WAIVER OF SERVICE OF PROCESS

Digiovanni v. Bac Home Loans Servicing, L.P., 2012 Fla. App. LEXIS 4117 (Fla. 2d DCA March 14, 2012) reiterated that a notice of appearance and a motion for extension of time do not seek affirmative relief.  The court noted thatin his notice of appearance, [defendant’s] counsel did use the phrase ‘hereby make a general appearance on behalf of Defendant.’ However, regardless of how it is titled, in order for a filing to actually constitute a general appearance before the court, it must seek some sort of affirmative relief on the merits of the case.”

PRIVILEGE / CERTIORARI

Bennett v.

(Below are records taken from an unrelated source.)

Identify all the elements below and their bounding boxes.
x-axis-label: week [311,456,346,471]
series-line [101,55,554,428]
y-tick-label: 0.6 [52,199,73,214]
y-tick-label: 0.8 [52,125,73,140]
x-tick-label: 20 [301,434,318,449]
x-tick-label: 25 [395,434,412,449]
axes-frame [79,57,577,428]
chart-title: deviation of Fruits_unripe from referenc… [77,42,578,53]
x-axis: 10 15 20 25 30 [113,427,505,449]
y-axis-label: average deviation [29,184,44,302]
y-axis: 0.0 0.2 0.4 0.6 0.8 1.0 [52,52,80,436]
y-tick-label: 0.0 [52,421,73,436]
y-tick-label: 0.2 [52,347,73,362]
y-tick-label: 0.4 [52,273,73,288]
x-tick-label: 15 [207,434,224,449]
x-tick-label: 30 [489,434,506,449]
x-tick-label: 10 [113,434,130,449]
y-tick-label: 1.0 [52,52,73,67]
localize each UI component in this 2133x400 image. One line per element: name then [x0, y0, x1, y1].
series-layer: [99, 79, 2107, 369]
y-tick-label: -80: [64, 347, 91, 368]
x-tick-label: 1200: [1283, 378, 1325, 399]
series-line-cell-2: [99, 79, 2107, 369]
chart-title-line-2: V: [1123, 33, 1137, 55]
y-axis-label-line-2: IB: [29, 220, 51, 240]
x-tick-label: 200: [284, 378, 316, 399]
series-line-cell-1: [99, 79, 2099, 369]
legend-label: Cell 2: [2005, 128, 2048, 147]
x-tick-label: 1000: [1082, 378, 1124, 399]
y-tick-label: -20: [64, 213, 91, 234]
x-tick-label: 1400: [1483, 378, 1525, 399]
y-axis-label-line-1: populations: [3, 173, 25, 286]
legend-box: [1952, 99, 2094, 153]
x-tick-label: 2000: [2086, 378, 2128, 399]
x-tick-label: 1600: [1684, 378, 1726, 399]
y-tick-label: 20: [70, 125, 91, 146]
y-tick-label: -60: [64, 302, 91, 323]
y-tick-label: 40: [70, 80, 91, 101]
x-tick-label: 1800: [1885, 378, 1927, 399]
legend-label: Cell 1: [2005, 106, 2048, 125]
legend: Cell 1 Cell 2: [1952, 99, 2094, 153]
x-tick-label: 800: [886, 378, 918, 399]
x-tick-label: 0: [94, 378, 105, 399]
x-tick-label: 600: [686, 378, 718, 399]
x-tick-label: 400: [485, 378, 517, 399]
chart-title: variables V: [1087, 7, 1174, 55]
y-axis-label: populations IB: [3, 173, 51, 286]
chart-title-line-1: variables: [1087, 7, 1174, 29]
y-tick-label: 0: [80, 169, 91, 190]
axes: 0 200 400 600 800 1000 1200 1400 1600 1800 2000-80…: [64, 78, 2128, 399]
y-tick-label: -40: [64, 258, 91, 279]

Berges, 2012 Fla. App. LEXIS 4119 (Fla. 4th DCA March 14, 2012) denied certiorari review of an order directing petitioner’s former attorney to produce certain documents for an in camera review.  Because the trial court may never require disclosure of the documents to the opposing party, the petition was premature.

WAIVER OF SERVICE OF PROCESS

Byers v. Fia Card Servs., N.A., 2012 Fla. App. LEXIS 4118 (Fla. 4th DCA March 14, 2012) finds another judge erroneously denying a motion to quash service of process based on the filing of a motion for extension of time.  Such a motion does not go to the merits and the defendant does not submit to the jurisdiction of the court.

CONTEMPT

Parris v. Silveira, 2012 Fla. App. LEXIS 4129 (Fla. 4th DCA March 14, 2012) reversed an order finding appellant in direct and indirect criminal contempt because she was not subject to any order when she was found in civil contempt.